Hi Kuninori,
there seems to be a problem in the simple-card using the following device tree fragment:
sound { compatible = "simple-audio-card"; simple-audio-card,format = "i2s"; [snip] simple-audio-card,bitclock-master = <&dailink0_master>; simple-audio-card,frame-master = <&dailink0_master>;
simple-audio-card,cpu@0 { sound-dai = <&sai6>; };
simple-audio-card,cpu@1 { sound-dai = <&sai5>; };
dailink0_master: simple-audio-card,codec { sound-dai = <&wm8904>; }; };
Just for the background, I have hardware with the LS1028A which only have unidirectional SAIs. But two of those SAIs (one for playback and one for capture) are connected to one codec (with a shared bit and frame clock).
So I thought the example in the simple-card bindings makes sense for my case. Although I don't really know what "(Mixing)" means.
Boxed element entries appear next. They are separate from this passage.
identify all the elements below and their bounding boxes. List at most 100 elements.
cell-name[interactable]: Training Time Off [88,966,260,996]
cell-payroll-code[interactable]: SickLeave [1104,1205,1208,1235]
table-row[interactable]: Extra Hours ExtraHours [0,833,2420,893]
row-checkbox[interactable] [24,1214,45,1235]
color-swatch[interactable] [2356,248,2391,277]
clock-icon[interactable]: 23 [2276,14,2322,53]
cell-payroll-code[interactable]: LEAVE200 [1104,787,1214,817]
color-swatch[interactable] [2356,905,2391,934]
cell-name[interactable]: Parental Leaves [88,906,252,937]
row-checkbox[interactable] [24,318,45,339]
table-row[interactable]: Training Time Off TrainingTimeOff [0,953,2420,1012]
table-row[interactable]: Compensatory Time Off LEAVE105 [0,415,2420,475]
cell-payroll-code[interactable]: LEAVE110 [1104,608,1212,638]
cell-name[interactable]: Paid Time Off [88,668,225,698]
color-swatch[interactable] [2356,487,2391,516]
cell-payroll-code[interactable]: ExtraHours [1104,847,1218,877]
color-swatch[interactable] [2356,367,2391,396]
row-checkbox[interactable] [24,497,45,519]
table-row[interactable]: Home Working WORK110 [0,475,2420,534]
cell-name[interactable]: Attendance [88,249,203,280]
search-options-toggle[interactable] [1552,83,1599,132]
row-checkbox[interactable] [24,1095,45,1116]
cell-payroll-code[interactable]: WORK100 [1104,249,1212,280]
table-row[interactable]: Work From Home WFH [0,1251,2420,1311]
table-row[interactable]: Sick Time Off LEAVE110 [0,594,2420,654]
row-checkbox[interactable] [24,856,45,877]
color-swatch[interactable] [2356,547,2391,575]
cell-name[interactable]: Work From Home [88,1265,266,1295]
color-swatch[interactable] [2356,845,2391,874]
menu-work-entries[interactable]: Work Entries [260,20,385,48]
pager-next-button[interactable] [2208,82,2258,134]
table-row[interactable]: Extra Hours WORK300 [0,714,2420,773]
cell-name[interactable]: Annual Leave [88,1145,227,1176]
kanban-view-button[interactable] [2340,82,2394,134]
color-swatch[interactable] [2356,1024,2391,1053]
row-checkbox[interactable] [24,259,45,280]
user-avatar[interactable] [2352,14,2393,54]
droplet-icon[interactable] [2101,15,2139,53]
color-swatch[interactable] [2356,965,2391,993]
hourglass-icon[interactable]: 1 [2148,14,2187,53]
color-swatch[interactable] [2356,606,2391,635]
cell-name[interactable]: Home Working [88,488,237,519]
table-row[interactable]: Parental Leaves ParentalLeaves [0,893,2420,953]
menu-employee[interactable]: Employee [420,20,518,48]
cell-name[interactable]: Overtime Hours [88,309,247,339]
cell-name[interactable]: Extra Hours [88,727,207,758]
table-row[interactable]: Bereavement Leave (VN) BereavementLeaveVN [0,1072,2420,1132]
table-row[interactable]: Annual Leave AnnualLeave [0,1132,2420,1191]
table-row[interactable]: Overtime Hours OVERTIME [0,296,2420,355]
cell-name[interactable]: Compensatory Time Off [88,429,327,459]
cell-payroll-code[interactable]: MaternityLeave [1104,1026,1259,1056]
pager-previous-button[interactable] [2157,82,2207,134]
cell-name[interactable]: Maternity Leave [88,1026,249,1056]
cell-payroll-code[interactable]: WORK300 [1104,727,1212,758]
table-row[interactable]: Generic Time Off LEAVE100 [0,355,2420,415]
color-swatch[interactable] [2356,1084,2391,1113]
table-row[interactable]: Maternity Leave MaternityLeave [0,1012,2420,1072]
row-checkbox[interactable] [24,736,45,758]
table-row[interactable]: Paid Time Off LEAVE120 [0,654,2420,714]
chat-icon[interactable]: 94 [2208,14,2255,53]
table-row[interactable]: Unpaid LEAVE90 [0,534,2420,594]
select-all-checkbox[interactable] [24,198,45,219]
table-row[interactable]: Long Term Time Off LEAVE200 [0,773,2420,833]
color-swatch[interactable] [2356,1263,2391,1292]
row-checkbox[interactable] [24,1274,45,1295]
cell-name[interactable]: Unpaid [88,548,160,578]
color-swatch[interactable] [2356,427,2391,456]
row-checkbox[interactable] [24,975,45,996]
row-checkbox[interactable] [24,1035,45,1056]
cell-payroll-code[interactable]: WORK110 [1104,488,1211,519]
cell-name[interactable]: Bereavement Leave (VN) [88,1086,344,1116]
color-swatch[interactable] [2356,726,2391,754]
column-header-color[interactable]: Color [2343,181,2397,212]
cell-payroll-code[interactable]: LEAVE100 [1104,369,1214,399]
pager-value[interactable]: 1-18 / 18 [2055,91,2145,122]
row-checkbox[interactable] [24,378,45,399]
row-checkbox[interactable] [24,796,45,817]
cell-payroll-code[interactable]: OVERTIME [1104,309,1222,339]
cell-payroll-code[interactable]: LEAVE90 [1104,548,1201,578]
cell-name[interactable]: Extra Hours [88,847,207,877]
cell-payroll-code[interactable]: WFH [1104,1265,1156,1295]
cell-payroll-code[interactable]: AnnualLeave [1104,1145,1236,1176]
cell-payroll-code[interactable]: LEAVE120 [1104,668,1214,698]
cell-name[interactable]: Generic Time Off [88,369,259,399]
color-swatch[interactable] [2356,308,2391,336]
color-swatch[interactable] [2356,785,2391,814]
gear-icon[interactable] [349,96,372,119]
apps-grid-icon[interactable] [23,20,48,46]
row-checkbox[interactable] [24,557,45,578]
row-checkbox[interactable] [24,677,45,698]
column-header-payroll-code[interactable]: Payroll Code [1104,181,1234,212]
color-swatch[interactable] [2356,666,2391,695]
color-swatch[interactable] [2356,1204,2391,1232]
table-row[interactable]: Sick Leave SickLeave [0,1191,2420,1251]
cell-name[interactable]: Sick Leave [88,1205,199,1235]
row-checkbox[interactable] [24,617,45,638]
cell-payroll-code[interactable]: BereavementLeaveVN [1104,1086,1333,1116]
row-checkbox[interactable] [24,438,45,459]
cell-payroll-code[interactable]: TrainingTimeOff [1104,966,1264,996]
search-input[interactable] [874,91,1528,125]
Nevertheless, using the fragment above, the kernel oopses or fails to probe the hardware. I've traced that back to the following: - the count is correct: the kernel reports "link 2, dais 3, ccnf 0". please note the 3 dais here. - but simple_dai_link_of() will always "allocate" two dais from the pool:
cpu_dai = dai_props->cpu_dai = &priv->dais[li->dais++]; codec_dai = dai_props->codec_dai = &priv->dais[li->dais++];
While this still works for the first link, the second one will fail because codec_dai will not be valid.
Btw, converting that to two explicit dai-link nodes, the dai count will be 4 and it will work.
Is my use case correct or should I use the two explicit dai-link nodes? But in any case there seems to be a bug in simple-card.